12•Ordonnance de mort par le feu

12•Ordonnance de mort par le feu

Épisode 12, Covid-19, mai 2020

Une justice

Nous allons aujourd’hui pénétrer dans un tribunal cellulaire, l’inflammasome, afin de voir la justice expéditive qui s’y déroule. Avant de commencer, je tiens à rappeler qu’un tribunal cellulaire n’est pas là pour permettre à une cellule attaquée de se défendre, mais pour organiser sa mise à mort, car de par son infection, elle remet en cause la bonne santé de l’organisme qui l’héberge. Et tout doit être fait pour que le corps survive et il n’y a donc aucune clémence aussi bien pour les agents infectieux que pour les cellules infectées. Tous doivent mourir pour le bien-être commun des cellules saines non infectées. D’ailleurs c’est exactement la même chose pour notre justice qui n’est pas là pour défendre des individus mais bien pour s’assurer que la société qui a voté les lois de justice perdure le plus longtemps possible. Mesuré à cette aulne, l’individu ne compte pas et sera toujours sacrifié sans état d’âme pour la bonne cause, celle de la société.

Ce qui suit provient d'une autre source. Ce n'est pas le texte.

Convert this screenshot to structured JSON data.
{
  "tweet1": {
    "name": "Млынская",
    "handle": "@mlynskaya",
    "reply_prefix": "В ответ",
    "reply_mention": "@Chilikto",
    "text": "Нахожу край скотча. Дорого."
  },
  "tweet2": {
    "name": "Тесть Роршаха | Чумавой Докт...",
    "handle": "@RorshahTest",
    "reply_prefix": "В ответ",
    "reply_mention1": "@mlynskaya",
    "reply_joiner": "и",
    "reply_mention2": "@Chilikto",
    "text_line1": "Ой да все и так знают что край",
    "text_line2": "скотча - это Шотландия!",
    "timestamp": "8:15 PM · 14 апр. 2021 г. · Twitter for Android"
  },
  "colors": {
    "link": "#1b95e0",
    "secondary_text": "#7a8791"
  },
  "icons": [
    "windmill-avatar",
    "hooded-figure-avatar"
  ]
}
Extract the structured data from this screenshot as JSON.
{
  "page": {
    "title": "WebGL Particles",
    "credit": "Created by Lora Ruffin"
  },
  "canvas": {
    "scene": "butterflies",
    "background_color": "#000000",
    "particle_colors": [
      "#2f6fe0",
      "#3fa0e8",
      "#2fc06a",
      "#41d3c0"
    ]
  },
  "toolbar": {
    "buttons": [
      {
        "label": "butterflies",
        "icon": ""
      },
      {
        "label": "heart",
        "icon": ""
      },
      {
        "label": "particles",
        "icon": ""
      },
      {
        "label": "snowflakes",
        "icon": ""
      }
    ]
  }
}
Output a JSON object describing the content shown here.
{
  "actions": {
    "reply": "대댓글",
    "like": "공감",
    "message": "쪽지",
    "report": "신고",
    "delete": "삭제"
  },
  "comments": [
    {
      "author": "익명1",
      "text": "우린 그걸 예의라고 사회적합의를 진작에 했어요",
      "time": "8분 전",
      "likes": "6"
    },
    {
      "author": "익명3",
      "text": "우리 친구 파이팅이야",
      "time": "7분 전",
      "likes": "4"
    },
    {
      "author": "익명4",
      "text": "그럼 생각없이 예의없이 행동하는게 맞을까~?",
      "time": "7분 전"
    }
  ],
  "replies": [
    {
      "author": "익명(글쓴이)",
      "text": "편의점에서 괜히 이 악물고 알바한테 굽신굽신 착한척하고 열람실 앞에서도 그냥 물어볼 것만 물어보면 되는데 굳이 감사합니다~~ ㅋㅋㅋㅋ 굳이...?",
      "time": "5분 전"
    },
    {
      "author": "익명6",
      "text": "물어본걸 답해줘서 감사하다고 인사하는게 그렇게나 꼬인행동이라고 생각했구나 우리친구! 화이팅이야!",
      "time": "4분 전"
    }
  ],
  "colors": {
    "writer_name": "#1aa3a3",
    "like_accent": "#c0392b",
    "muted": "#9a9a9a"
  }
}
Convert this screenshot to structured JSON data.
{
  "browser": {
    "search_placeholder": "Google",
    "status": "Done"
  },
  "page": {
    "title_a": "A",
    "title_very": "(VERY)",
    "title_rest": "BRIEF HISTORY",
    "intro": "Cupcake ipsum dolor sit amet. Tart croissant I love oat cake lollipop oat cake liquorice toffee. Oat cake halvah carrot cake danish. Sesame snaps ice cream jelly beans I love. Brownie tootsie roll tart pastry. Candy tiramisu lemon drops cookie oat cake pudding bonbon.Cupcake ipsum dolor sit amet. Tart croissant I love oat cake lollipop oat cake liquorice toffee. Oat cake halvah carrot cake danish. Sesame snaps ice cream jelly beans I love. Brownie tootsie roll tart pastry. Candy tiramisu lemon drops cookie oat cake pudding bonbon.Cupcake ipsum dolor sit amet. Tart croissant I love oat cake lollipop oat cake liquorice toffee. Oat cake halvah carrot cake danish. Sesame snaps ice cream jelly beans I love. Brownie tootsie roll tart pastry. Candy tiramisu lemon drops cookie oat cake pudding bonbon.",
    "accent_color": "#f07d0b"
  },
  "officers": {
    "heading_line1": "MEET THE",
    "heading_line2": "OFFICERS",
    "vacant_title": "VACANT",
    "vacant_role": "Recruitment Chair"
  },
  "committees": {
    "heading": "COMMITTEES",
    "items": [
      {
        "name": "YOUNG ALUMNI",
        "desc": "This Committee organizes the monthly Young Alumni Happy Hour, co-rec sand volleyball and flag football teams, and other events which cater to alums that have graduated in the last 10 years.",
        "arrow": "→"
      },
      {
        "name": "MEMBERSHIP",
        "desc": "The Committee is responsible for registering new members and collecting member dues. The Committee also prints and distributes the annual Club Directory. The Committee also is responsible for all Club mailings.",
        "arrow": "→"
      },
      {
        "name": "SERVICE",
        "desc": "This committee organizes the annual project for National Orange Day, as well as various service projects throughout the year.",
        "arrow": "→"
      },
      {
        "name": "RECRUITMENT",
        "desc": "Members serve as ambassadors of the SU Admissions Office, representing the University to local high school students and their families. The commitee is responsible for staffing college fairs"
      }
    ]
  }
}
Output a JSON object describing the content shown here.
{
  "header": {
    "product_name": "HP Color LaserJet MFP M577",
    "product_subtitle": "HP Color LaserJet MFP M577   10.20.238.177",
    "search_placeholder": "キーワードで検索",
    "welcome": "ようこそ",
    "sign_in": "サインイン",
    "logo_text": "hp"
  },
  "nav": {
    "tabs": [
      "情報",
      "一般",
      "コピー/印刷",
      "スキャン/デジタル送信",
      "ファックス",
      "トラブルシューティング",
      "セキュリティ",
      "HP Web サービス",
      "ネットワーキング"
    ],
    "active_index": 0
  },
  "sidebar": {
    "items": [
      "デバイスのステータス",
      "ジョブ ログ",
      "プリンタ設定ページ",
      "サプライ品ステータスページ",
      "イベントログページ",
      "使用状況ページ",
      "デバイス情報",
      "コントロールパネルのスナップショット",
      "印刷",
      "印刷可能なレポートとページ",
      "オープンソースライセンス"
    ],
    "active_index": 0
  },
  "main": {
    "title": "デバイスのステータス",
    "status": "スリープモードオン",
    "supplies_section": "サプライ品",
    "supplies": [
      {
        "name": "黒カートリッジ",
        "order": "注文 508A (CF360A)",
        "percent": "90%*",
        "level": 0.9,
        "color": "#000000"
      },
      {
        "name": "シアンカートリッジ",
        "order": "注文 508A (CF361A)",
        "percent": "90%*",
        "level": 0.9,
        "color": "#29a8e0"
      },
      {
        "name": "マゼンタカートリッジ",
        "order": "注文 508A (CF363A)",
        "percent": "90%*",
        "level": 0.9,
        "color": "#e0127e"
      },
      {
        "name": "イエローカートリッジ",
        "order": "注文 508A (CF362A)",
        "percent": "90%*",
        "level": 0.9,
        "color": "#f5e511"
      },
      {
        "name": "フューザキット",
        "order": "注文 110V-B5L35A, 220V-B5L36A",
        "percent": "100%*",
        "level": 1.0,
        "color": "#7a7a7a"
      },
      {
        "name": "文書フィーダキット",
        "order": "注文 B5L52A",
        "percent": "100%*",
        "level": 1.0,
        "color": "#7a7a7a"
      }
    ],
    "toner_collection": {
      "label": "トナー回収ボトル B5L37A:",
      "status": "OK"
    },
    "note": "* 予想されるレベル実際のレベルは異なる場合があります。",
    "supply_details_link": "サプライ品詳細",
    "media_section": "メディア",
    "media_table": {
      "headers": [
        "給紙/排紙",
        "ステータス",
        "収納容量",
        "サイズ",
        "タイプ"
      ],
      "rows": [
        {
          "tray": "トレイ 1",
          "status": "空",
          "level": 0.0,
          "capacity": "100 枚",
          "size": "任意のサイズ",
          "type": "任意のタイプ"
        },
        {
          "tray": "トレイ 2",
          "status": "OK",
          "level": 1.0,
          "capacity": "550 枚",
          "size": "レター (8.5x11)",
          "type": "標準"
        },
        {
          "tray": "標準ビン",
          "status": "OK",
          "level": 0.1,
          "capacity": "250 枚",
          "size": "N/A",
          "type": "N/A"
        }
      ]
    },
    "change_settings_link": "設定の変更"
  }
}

Ainsi, si vous avez le choix entre un accord à l’amiable et un procès, il est toujours préférable d’éviter d’aller au procès, car la sentence sera toujours en faveur de la société qui a produit le corpus de lois. Car corpus est le mot latin pour le corps qui se dit soma en grec ancien. C’est aussi tout le sens de la locution latine, sed lex, dura lex, qui signifie que c’est la loi et rien que la loi, aussi dure soit-elle. Et à l’instar du tribunal civil, mettre en branle un inflammasome aboutit à une cascade irréversible d’actes mortifères. Et ici, les biologistes moléculaires avec leurs acronymes moyenâgeux incompréhensibles pour le commun des mortels, sont comme les juges avec leur vocabulaire juridique très particulier. Mais il y a toutefois une différence de taille, car le jargon juridique se rattache, comme le jargon chimique, à un lexique très précis et codifié, alors que le jargon biologique, et par voie de conséquence médical, est un gigantesque fatras de termes sans queue ni tête. Le sujet de l’inflammation est donc comme la justice, un sujet extrêmement complexe et rebutant pour les non initiés. Certains pourront d’ailleurs se demander, à quoi bon s’occuper d’un tel sujet. La réponse est que si vous ne comprenez pas ce qui va suivre, votre seul recours sera de croire aveuglément ce que vous dit un expert du sujet. Et les experts choisis pour le tribunal sont recrutés pour produire des rapports qui permettront aux juges de trancher en faveur de la société et non en faveur des individus.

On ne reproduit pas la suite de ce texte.